La pandemia da COVID-19 ha messo a dura prova l’intero Sistema Sanitario Italiano [4], causando la completa riorganizzazione dei percorsi diagnostico terapeutici assistenziali (PDTA), già consolidati da tempo, tra cui la “rete ictus”, dove talvolta si è osservato la riconversione di Stroke-Unit o Terapie Intensive Neurologiche in Unità COVID-19 o, in altri casi, la chiusura delle stesse, per la necessità di ricollocazione del personale [5].
L’EMS italiano, impegnato in prima linea a causa della pandemia, ha osservato un sostanziale aumento del volume di richieste di soccorso sia per patologie di natura respiratoria e infettiva [6], sia per decessi “out-of-hospital” [7]. Al contrario si è assistito ad una diminuzione di attivazioni di mezzi EMS per patologie a eziologia neurologica [6] comprendenti quindi ictus o attacchi ischemici transitori. Le possibili ragioni alla base del cambiamento nella tipologia di richieste di soccorso potrebbero essere ricondotte al lockdown e ai mutamenti repentini della vita quotidiana, come la chiusura di molti luoghi di lavoro, uniti all’invito, da parte del Governo, a “restare a casa” [8]. Inoltre, la paura di contrarre il virus in ospedale, alimentata dalle autorità sanitarie, dai media e dai medici, ha indotto le persone con sintomi lievi a trascurarli fin quando non era ormai troppo tardi [5]. Per questo motivo sono necessarie campagne d’informazione adeguate a incoraggiare una richiesta di soccorso precoce in caso di sintomi indicativi per ictus [5,9].
L’effetto che ha avuto la pandemia sull’ictus riguarda l’allungamento generale dei tempi OTD dove, a livello internazionale, si osserva un incremento medio da 19 fino a oltre 220 minuti in più per il soccorso [4,10-12]. Uno studio italiano, condotto da Frisullo et al [4], ha determinato che il tempo OTD medio per i pazienti affetti da ictus è passato da una media di 161 minuti a 387 minuti.
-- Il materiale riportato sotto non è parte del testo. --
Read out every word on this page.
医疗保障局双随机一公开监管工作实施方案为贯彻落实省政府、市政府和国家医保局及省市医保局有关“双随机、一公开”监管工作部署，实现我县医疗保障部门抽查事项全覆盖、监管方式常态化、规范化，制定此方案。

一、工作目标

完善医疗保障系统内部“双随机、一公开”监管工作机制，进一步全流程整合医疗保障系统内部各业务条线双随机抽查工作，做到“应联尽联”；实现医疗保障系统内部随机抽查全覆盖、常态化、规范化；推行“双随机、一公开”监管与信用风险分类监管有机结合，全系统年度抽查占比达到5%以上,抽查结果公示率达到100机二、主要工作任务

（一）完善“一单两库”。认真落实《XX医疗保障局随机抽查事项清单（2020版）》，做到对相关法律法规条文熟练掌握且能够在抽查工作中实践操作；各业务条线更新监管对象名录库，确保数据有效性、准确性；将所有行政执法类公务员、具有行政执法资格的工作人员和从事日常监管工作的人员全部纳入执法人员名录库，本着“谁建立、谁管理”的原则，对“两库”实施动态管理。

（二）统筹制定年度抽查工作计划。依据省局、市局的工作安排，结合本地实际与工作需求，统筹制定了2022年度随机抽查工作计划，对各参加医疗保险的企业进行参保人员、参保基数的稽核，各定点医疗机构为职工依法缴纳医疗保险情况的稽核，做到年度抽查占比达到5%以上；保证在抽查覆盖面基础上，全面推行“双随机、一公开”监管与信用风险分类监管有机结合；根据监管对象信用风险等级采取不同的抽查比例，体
I lunghi tempi preospedalieri riportati in letteratura possono essere ricondotti, probabilmente, alla riorganizzazione del sistema extraospedaliero per dare priorità a persone affette dal virus [5], alla necessità di indossare i dispositivi di protezione individuali [3,13] e alla possibile saturazione dei mezzi EMS [3].
Si auspica che le istituzioni italiane adottino strategie utili per migliorare la consapevolezza della propria popolazione su questa patologia, chiarendo sia le modalità di esordio, sia il principale corredo sintomatologico, specificando inoltre come una valutazione e un trattamento immediato, attraverso EMS, sia fondamentale per migliorare la qualità di vita della persona affetta da ictus e per ridurre le conseguenze catastrofiche quali disabilità a lungo termine o addirittura morte che ne derivano.